Let $\triangle ABC$ be a acute-angled triangle so that $AB>AC$ and $\angle BAC = 60^\circ$. Let $O$ be the circumcenter and $H$ the orthocenter. Let $OH$ intersect $AB$ and $AC$ in $P$ and $Q$ respectively. Show that $AQ=AP$. Or alternatively, show that $\angle AOP$ and/or $\angle AHQ$ equal $\angle ACB+90-\angle BAC$
I know $BAO=CAH=90-\angle ACB$, but that's all I've got. I need one of two above. An elementary solution is preferred.
On
The length of $AH$ in any $\triangle ABC$ is given by $2R\cos A$, and can be proven rather easily using the sine rule.
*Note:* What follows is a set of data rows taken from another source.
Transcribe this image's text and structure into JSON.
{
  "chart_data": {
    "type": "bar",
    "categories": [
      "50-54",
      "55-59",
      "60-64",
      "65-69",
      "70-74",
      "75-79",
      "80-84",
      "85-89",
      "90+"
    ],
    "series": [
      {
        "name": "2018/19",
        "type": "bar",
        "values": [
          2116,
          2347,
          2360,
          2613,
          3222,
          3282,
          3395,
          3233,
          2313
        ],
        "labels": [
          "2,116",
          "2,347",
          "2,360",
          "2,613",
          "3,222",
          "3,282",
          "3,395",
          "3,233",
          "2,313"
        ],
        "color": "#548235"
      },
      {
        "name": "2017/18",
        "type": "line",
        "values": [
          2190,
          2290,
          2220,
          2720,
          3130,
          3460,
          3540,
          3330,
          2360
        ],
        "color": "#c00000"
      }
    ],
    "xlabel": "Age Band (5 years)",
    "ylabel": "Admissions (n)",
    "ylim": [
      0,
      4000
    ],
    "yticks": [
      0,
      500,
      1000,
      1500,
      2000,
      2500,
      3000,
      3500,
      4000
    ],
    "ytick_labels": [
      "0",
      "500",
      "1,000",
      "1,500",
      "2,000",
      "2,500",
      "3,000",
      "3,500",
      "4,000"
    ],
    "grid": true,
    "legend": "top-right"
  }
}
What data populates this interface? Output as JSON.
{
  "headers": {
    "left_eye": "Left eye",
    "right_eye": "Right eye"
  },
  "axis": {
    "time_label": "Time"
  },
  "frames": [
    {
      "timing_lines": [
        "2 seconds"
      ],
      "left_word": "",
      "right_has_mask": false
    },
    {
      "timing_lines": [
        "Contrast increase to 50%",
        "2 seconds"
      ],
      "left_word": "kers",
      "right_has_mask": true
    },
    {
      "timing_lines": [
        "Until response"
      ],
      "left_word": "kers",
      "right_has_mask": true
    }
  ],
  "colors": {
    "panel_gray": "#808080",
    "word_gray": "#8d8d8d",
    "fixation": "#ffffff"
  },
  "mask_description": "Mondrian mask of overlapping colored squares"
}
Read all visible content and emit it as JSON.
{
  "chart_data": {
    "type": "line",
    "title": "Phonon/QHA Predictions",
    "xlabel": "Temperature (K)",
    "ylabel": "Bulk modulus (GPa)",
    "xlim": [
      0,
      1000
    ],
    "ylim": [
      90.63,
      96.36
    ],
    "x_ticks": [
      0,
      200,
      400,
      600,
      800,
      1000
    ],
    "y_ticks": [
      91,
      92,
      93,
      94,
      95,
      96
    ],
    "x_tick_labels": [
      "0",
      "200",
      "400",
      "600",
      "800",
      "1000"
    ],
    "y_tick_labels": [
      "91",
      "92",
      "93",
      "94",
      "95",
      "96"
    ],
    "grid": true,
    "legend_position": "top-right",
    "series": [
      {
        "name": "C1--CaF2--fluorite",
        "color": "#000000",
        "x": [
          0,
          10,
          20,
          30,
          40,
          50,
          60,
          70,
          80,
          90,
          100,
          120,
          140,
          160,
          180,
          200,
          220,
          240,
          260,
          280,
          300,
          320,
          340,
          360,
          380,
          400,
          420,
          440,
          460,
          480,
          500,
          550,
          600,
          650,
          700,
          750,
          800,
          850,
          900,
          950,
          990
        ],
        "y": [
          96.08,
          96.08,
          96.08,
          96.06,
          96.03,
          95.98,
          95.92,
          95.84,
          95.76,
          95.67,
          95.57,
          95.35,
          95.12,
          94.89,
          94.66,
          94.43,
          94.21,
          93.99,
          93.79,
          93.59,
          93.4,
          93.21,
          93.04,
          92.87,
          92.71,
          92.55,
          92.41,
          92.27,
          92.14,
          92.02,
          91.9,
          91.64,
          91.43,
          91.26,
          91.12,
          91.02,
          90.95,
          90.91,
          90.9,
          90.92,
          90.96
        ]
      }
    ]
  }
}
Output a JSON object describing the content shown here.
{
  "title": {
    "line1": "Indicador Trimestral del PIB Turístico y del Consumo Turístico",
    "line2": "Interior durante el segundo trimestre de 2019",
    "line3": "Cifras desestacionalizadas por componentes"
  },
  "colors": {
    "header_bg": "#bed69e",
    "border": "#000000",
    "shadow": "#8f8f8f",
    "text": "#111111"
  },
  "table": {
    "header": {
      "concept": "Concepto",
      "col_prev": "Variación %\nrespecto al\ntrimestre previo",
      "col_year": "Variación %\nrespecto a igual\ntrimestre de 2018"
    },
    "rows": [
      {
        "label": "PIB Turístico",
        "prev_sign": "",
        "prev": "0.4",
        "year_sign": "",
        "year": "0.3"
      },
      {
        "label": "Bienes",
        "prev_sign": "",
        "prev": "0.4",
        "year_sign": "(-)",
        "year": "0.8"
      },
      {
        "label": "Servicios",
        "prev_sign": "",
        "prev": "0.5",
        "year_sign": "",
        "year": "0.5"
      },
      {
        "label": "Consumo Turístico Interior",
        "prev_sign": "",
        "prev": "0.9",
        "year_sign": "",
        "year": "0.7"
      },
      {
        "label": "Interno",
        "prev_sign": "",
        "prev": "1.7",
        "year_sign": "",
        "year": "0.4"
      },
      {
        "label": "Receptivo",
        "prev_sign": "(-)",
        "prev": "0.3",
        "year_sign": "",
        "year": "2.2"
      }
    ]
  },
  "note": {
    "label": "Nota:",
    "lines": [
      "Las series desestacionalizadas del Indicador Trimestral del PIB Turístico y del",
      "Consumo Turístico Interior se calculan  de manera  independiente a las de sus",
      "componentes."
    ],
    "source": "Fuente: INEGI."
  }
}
Thus, in this case $\cos A=\frac12$, thus $AH =OH$. Hence, $\angle POA=\angle QHA$.
Of course, $\angle OAP = \angle OAB = 90^{\circ}-\angle C=\angle HAC = \angle HAQ$. Thus, by virtue of ASA criterion, $\triangle APO \cong \triangle AQH$.
Construction: CH is produced to cut the circumference at X. BX, when joined, cuts QP produced at M.
The pink angles are all $30^0$.
OM is the perpendicular bisector of BX. This makes the angles marked red are all equal to $30^0$.
The above is sufficient to say $\angle AQH = \angle APQ = 60^0$